Mer de Glace : "Si on veut changer l'avenir des glaciers, il faut d'abord agir sur le climat"

Vue de la Mer de Glace en septembre 2019
Vue de la Mer de Glace en septembre 2019 (ERIC FEFERBERG / AFP)

Christian Vincent, ingénieur de recherche au CNRS à Grenoble, spécialiste des glaciers fait le point pour franceinfo sur l'état des glaciers du massif du Mont-Blanc. Emmanuel Macron doit visiter la Mer de Glace ce jeudi. 

"La fonte des glaciers dépend des conditions climatiques et effectivement ils pourraient disparaitre", a alerté jeudi 13 février sur franceinfo Christian Vincent, ingénieur de recherche au CNRS à Grenoble, spécialiste des glaciers alors qu'Emmanuel Macron entame sa deuxième journée dans les Alpes. Le président a prévu de visiter la Mer de Glace pour commenter les conséquences du réchauffement climatique et promouvoir son virage écologique. "La Mer de Glace a perdu 100 mètres d'épaisseur dans sa partie basse sur les 30 dernières années", a rappelé le scientifique précisant que "si on veut changer l'avenir des glaciers, il faut d'abord agir sur le climat".

franceinfo : Dans quel état se trouvent les glaciers du Mont-Blanc actuellement ?

Christian Vincent : Dans un mauvais état, malheureusement. En particulier la Mer de Glace mais c'est le cas pour tous les glaciers alpins. La Mer de Glace perd beaucoup de masse. Elle a perdu 100 mètres d'épaisseur dans sa partie basse sur les 30 dernières années. Sa longueur a diminué de 800 mètres. C'est la conséquence du changement climatique. On sait exactement ce qu'il s'est passé au cours de ces 30 dernières années. Les glaciers reposent sur un équilibre entre les précipitations solides, la neige, et la fonte et ces 30 dernières années, la fonte a largement augmenté donc les glaciers perdent de la masse et les épaisseurs diminuent.

Est-ce qu'on peut arrêter ce phénomène de fonte ?

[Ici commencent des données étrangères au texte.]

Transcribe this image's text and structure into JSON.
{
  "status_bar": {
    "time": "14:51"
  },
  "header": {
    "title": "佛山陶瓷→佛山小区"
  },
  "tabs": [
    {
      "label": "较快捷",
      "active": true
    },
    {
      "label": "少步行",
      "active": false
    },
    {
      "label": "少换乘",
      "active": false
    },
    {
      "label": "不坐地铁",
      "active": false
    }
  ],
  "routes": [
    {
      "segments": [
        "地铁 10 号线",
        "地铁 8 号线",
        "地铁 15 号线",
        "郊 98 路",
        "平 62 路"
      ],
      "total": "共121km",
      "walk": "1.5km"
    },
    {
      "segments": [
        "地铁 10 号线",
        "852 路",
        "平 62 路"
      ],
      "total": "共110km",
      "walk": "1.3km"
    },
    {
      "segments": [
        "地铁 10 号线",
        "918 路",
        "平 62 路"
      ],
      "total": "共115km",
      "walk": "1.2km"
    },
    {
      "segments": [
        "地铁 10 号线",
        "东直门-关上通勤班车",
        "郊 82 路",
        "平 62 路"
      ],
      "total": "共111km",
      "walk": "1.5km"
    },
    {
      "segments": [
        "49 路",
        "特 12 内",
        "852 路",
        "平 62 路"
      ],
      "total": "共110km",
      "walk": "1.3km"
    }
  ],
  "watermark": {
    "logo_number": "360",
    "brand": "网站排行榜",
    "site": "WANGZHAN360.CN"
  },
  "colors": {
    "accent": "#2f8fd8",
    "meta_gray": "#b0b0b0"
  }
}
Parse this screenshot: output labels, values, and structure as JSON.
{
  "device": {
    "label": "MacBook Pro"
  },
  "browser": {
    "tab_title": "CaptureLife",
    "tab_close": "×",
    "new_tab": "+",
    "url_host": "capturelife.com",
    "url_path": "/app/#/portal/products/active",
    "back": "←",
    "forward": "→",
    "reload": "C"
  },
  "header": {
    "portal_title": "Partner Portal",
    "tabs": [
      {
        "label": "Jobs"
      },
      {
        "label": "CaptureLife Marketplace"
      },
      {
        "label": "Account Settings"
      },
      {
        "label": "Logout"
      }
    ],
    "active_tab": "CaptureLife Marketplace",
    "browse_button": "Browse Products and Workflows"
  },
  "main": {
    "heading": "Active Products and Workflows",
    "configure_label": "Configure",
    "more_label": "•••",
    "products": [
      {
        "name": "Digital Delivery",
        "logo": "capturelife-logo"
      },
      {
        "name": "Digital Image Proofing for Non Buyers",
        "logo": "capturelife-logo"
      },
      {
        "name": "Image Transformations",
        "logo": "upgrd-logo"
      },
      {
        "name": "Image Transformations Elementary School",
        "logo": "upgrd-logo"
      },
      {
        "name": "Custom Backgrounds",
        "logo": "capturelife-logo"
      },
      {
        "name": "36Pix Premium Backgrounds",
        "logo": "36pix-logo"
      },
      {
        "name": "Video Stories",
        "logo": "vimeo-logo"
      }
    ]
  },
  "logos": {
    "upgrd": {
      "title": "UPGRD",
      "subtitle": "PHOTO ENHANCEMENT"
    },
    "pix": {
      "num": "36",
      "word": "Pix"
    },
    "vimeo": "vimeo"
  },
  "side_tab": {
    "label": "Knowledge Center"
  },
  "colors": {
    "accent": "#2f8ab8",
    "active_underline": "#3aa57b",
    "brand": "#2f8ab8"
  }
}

C'est très difficile. Localement on peut, par exemple, installer des bâches sur un glacier pour limiter la fonte, ça marche sur quelques hectares mais cela ne va pas arrêter la fonte globale des glaciers. Malheureusement la fonte des glaciers dépend des conditions climatiques et effectivement ils pourraient disparaitre. On a fait des simulations sur deux des plus grands glaciers des Alpes qui sont la Mer de Glace et Argentière dans le massif du Mont-Blanc, et suivant un scénario climatique dit intermédiaire, avec un réchauffement de +3 degrés d'ici 2100, le glacier d'Argentière pourrait disparaitre complétement et le glacier de la Mer de Glace devrait perdre 80% de sa surface.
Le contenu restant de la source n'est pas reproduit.